Solving Exponential Function: (0,4) & (5,1/2)

[Inspector Gadget]

Here is the problem...

Find the exponential function $$y=Ce^{kt}$$ that passes through the points (0,4) and (5,1/2).

Just by looking at the problem, I know...

$$y=4e^{\frac{-3x \ln{2}}{5}}$$

...works, but how do you actually work out the problem?

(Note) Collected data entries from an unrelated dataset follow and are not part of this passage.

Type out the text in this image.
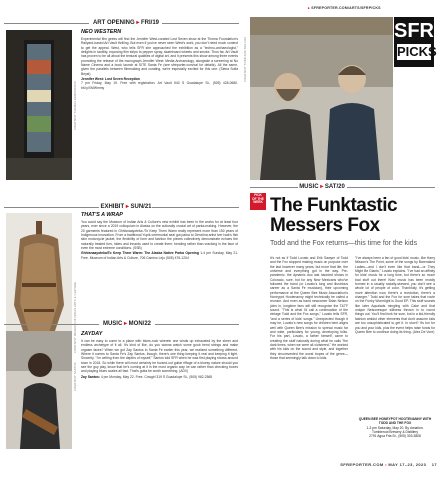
▸ SFREPORTER.COM/ARTS/SFRPICKS
SFR
PICKS
ART OPENING ▸ FRI/19
COURTESY THOMAS EDMONDSON
NEO WESTERN
Experimental film geeks will find the Jennifer West-curated Lost Seven show at the Thoma Foundation's Railyard-based Art Vault thrilling. But even if you've never seen West's work, you don't need much context to get the appeal. West, who tells SFR she approached the exhibition as a "techno-archaeologist," delights in tactility, exposing film strips to pepper spray, skateboard wheels and smoke. Thus far, Art Vault has proven to be all about the textural qualities of digital art, and it presents this show among three events promoting the release of the monograph Jennifer West: Media Archaeology, alongside a screening at No Name Cinema and a book launch at SITE Santa Fe (see sfreporter.com/cal for details). All the same, given the parallels between filmmaking and curating, we're especially excited for this one. (Siena Sofia Beyst)
Jennifer West: Lost Seven Reception
7 pm Friday, May 19. Free with registration. Art Vault 540 S Guadalupe St., (505) 428-0680. bit.ly/XMWmmy
EXHIBIT ▸ SUN/21
COURTESY MUSEUM OF INDIAN ARTS & CULTURE
THAT'S A WRAP
You could say the Museum of Indian Arts & Culture's new exhibit has been in the works for at least four years, ever since a 2019 colloquium in Alaska on the culturally crucial art of parka-making. However, the 20 garments featured in Ghhisnaayoteka /To Keep Them Warm really represent more than 150 years of Indigenous innovation. From a traditional Yupik ceremonial seal gut parka to Dena'ina artist Iver Isak's fish skin motorcycle jacket, the flexibility of form and fashion the pieces collectively demonstrate echoes the naturally treated furs, hides and innards used to create them: bending rather than cracking in the face of even the most extreme conditions. (SSB)
Ghhisnaayoteka/To Keep Them Warm: The Alaska Native Parka Opening 1-4 pm Sunday, May 21. Free. Museum of Indian Arts & Culture, 706 Camino Lejo (505) 476-1204
MUSIC ▸ MON/22
COURTESY SANTOS
ZAYDAY
It can be easy to come to a place with blues-rock wherein one winds up exhausted by the sheer and endless archetype of it all. It's kind of like, do you wanna watch some goob bend strings and make orgasm faces? When we got Zay Santos in Santa Fe earlier this year, we realized something different. Where it comes to Santa Fe's Zay Santos, though, there's one thing keeping it real and keeping it tight. Sincerity. "I'm writing from the depths of myself," Santos told SFR when he was first playing shows around town in 2018. So while there will most certainly be fuzzed-out guitar riffage of a bluesy nature should you see the guy play, know that he's coming at it in the most organic way he can rather than checking boxes and playing blues scales all fast. That's gotta be worth something. (ADV)
Zay Santos: 4 pm Monday, May 22. Free. Cowgirl 319 S Guadalupe St., (505) 982-2565
COURTESY TODD AND THE FOX
MUSIC ▸ SAT/20
PICK
OF THE
WEEK The Funktastic
Messers Fox
Todd and the Fox returns—this time for the kids
It's not as if Todd Lovato and Erik Sawyer of Todd and the Fox stopped making music on purpose over the last however many years, but more that life, the universe and everything got in the way. Pre-pandemic, the dynamic duo last haunted shows in Colorado, sure, but for any New Mexicans who've followed the band (or Lovato's long and illustrious career as a Santa Fe musician), their upcoming performance at the Queen Bee Music Association's Honeypot Hootenanny might technically be called a reunion. And even as band newcomer Brian Nelson joins in, longtime fans will still recognize the T&TF sound. "This is what I'd call a continuation of the vintage Todd and the Fox songs," Lovato tells SFR, "and a series of kids' songs." Unexpected though it may be, Lovato's new songs for children bent aligns well with Queen Bee's mission to spread music far and wide, particularly for young, developing folks. For his part, Lovato, a father himself, came to creating the stuff naturally during what he calls "the dark times, when we were all cloistered." He worked with his kids on the sound and style, and together they circumvented the worst tropes of the genre—those that seemingly talk down to kids.
"I've always been a fan of good kids' music, like Harry Nilsson's The Point, some of the songs by Barenaked Ladies—and I don't even like that band—or They Might Be Giants," Lovato explains. "I've had an affinity for kids' music for a long time, but there's so much bad stuff out there! Kids' music has been mostly formed in a usually racially-skewed, you don't see a whole lot of people of color. Thankfully, it's getting more attention now, there's a revolution, there's a changer." Todd and the Fox for sure takes that route on the Funky Wormlight is Good EP. This stuff sounds like later Aqualads mingling with Cake and that unique Nelsonesque silliness thrown in to round things out. You'll find funk for sure, but in a kid-friendly fashion amidst other elements that don't assume kids are too unsophisticated to get it. In short? It's fun for you and your kids, plus the event helps raise funds for Queen Bee to continue doing its thing. (Alex De Vore)
QUEEN BEE HONEYPOT HOOTENANNY WITH TODD AND THE FOX
1-3 pm Saturday, May 20. By donation.
Tumbleroot Brewery & Distillery
2791 Agua Fria St., (505) 303-3808
SFREPORTER.COM • MAY 17–23, 2023 17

I've done it before given a point and the slope at that particular point, but I don't really know how to do this.

 

[philosophking]

y=Ce^(kt)

4=Ce^(k*0)
C=4

.5=4e^(k*5)
(1/8)=e^(5k)
ln(1/8)=5k
ln(1/8)/5 = k

Now that you have k and C, the problem's done!

 

[M98Ranger]

To solve this problem, we can use the two given points to create a system of equations. The general form of an exponential function is y=Ce^{kt}, where C is the initial value and k is the growth or decay rate. We can use the points (0,4) and (5,1/2) to create the following equations:

4=Ce^{0} (since e^0 = 1)
1/2=Ce^{5k}

From the first equation, we can see that C=4. Plugging this into the second equation, we get:

1/2=4e^{5k}

Solving for k, we get:

ln(1/2)=ln(4)+5k
-ln(2)=2ln(2)+5k
-ln(2)=-ln(32)+5k
k=\frac{-3ln(2)}{5}

Now we have both the initial value (C=4) and the growth rate (k=\frac{-3ln(2)}{5}). Plugging these values into the general form of an exponential function, we get:

y=4e^{\frac{-3x \ln{2}}{5}}

So, the exponential function that passes through the points (0,4) and (5,1/2) is y=4e^{\frac{-3x \ln{2}}{5}}. You were correct in your initial thought that this function would work. To solve this type of problem, it is important to understand the general form of an exponential function and how to create and solve a system of equations using the given points.